Lira kehilangan 42 persen nilainya pada tahun 2021; pada Juli tahun ini, ia turun ke level terendah sejak Desember 2021. Rupee, yang umumnya dianggap sebagai mata uang yang tidak stabil, telah kehilangan 25 persen nilainya selama delapan tahun terakhir, mencapai rekor terendah terhadap dolar AS pada  Juli. Nilai rand Afrika Selatan juga terus menurun sejak Mei 2021 dan mencapai titik terendah pada tahun ini yang tidak terlihat sejak 2020. Adapun real Brasil, dianggap sebagai mata uang dengan kinerja terburuk keempat di dunia pada Juni 2022.

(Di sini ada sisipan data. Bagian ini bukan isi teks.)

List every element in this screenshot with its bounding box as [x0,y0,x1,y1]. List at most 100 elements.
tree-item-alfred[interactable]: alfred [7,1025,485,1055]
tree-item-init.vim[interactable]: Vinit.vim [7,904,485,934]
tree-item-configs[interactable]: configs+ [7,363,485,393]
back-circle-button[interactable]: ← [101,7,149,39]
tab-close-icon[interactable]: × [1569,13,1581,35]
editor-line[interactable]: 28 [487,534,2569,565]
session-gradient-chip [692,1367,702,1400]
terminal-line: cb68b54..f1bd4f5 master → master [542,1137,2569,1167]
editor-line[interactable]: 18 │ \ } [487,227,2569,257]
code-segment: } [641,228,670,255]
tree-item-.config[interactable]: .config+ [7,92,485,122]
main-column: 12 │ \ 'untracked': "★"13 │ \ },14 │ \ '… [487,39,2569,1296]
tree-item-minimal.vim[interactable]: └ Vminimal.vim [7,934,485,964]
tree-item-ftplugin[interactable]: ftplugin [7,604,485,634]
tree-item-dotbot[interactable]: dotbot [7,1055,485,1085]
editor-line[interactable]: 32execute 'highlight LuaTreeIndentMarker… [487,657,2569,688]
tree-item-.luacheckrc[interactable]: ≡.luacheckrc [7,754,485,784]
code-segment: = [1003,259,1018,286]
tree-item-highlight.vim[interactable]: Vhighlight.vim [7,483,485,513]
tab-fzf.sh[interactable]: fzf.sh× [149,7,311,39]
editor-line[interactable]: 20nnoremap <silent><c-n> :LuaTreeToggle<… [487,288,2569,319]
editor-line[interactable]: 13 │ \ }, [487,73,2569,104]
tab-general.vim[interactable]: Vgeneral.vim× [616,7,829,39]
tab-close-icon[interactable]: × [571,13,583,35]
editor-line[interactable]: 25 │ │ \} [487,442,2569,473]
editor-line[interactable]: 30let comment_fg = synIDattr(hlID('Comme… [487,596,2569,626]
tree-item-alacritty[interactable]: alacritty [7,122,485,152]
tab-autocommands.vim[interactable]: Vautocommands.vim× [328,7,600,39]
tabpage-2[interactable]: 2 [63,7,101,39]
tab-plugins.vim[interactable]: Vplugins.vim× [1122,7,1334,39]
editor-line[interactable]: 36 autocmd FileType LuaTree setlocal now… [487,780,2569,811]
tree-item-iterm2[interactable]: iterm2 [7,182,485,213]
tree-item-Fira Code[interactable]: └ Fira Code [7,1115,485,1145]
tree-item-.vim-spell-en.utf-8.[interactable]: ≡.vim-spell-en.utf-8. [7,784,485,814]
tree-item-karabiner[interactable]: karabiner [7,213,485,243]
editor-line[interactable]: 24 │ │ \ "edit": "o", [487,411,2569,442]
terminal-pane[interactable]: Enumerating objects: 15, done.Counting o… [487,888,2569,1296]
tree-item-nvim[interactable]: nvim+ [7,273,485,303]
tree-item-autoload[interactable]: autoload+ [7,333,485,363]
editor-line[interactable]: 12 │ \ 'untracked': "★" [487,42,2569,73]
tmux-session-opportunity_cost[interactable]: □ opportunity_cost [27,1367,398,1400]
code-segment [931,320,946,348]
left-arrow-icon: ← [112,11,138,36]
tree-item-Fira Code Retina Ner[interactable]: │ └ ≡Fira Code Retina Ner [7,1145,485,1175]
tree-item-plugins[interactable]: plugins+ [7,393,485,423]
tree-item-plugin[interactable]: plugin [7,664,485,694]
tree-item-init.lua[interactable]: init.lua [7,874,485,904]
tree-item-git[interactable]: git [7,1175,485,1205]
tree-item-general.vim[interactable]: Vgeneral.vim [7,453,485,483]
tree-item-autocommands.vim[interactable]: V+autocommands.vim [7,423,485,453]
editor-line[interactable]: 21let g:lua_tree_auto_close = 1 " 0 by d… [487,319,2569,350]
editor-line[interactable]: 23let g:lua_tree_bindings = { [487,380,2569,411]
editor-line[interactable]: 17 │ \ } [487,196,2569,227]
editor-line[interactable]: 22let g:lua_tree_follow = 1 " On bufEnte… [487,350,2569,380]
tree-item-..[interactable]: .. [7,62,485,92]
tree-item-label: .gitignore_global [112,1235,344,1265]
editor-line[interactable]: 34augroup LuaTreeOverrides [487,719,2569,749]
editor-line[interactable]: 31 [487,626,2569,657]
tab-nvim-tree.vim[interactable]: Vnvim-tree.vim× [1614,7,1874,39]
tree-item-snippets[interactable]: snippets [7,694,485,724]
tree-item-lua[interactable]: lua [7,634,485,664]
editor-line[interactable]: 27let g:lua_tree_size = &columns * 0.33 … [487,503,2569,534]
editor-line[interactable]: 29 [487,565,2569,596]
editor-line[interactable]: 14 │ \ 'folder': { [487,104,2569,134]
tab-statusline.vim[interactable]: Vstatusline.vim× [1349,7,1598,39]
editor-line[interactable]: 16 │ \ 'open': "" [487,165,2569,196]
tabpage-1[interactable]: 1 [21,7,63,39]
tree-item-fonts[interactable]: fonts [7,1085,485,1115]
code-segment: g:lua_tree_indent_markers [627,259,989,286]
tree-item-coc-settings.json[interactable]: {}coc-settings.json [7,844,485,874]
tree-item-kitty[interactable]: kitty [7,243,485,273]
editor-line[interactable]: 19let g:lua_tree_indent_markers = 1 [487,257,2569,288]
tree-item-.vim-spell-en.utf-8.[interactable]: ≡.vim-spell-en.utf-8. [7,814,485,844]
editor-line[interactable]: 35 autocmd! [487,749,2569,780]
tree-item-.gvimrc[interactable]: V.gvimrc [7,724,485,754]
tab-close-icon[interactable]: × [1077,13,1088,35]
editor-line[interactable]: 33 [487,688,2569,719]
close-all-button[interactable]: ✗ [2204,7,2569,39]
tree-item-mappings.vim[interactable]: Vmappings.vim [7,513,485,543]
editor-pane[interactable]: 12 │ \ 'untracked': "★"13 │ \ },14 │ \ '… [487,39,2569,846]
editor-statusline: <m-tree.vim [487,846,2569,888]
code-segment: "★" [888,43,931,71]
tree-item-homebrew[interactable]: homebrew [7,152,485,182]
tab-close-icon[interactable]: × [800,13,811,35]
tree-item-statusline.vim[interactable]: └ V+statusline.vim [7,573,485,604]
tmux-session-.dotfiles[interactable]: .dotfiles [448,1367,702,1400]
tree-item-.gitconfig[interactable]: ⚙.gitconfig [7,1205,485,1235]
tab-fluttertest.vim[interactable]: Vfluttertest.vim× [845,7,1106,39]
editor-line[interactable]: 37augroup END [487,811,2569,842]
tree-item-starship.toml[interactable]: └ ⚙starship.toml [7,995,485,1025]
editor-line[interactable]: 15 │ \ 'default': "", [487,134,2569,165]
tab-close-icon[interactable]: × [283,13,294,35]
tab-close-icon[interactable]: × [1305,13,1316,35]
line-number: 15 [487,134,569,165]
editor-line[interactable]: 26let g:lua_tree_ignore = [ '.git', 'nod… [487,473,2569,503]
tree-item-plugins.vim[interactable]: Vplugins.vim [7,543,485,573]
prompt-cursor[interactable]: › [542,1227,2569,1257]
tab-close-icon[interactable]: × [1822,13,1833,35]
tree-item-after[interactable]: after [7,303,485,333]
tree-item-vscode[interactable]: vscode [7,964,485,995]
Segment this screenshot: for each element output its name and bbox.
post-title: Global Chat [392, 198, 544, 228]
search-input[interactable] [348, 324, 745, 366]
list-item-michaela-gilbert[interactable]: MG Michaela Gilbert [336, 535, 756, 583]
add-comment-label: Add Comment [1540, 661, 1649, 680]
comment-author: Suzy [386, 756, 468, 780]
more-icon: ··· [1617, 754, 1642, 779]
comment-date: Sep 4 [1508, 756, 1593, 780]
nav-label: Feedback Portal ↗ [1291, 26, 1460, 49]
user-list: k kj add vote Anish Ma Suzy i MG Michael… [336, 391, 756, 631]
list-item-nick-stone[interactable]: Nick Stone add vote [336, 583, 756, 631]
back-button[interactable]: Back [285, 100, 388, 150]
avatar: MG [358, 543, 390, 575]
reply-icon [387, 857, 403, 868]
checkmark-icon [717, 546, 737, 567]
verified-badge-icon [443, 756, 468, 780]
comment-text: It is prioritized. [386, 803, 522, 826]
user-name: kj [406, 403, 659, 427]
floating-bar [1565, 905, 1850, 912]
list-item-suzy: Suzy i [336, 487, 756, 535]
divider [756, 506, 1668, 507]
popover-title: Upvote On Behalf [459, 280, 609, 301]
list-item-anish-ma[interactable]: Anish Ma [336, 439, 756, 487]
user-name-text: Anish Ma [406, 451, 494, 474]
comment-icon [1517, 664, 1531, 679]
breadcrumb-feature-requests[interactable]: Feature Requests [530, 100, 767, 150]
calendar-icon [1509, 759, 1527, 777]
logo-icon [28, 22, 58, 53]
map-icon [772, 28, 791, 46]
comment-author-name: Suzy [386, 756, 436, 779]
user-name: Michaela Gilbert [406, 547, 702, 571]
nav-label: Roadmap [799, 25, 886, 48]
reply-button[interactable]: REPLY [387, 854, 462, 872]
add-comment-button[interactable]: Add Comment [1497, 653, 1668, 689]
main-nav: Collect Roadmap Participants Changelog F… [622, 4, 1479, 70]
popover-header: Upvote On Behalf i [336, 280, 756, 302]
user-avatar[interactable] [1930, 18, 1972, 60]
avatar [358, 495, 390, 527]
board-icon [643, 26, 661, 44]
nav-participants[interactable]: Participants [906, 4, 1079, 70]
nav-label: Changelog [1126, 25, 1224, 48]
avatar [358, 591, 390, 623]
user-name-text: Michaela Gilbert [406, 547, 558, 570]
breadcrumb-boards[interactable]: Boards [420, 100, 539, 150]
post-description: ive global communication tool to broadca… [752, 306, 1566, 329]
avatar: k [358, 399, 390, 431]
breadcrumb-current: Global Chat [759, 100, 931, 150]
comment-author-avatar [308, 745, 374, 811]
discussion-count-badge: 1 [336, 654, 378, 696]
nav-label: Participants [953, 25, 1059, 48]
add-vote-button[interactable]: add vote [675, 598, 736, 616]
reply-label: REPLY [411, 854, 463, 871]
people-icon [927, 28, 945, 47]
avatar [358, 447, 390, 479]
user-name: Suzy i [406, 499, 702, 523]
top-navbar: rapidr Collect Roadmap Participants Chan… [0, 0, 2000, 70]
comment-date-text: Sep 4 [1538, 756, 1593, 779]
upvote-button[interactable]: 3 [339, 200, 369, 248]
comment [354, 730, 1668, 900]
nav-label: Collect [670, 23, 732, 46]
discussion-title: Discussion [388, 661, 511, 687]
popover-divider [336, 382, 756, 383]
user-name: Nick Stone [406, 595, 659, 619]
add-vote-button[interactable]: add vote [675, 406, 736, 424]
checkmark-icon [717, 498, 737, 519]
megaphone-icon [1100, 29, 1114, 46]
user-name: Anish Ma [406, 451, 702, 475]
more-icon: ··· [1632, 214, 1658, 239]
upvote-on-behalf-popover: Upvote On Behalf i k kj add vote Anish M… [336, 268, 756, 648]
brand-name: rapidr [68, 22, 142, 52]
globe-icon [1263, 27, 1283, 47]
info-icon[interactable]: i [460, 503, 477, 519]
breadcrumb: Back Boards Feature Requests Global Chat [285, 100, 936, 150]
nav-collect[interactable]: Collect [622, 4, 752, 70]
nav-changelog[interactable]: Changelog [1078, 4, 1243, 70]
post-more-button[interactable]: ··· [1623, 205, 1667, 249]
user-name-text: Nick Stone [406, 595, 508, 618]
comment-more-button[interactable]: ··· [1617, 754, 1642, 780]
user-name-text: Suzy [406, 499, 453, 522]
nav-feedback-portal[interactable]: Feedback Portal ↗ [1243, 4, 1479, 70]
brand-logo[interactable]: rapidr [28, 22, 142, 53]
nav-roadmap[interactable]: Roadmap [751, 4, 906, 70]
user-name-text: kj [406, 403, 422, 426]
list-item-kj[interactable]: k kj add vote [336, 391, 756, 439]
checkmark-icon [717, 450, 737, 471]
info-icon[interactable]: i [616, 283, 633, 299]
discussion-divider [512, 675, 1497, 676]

Rusia dan Tiongkok telah berusaha menciptakan sistem pembayaran lintas batas untuk menghindari penggunaan SWIFT AS. Milik Rusia System for Transfer of Financial Messages (SPFS), didirikan pada tahun 2014, terhubung dengan bank sentral di India, Iran, dan Tiongkok. Meskipun dimaksudkan sebagai alternatif SWIFT, SPFS hanya berfungsi untuk memfasilitasi komunikasi antar bank sentral. CIPS Tiongkok juga terbukti tidak efektif dalam menciptakan sistem yang bebas dari pengaruh AS, karena 80 persen transaksi CIPS bergantung pada infrastruktur SWIFT.

Di sisi lain, sistem SWIFT mencakup 11.000 lembaga keuangan global. SWIFT menyelesaikan transaksi melalui Clearing House Interbank Payments System (CHIPS) milik The Fed, yang melakukan rata-rata $1,8 triliun transaksi per hari, mencakup 96 persen pembayaran lintas batas dalam mata uang dolar.

Dengan kumpulan beraneka ragam mata uang berkinerja buruk dari Bangladesh, Myanmar, Brasil, Rusia, India, dan Afrika Selatan, dan dua sistem pembayaran lintas batas yang   tidak terhubung dengan bank-bank besar di negara maju, tampaknya tidak mungkin Tiongkok atau Rusia akan mampu memimpin pemberontakan secara signifikan terhadap dolar AS.  (asr)

Antonio Graceffo, Ph.D., telah menghabiskan lebih dari 20 tahun di Asia. Dia adalah lulusan Universitas Olahraga Shanghai dan meraih gelar MBA dari Universitas Jiaotong Shanghai. Graceffo bekerja sebagai profesor ekonomi dan analis ekonomi Tiongkok, menulis untuk berbagai media internasional. Beberapa bukunya termasuk “Beyond the Belt and Road: China’s Global Economic Expansion” dan “A Short Course on the Chinese Economy.”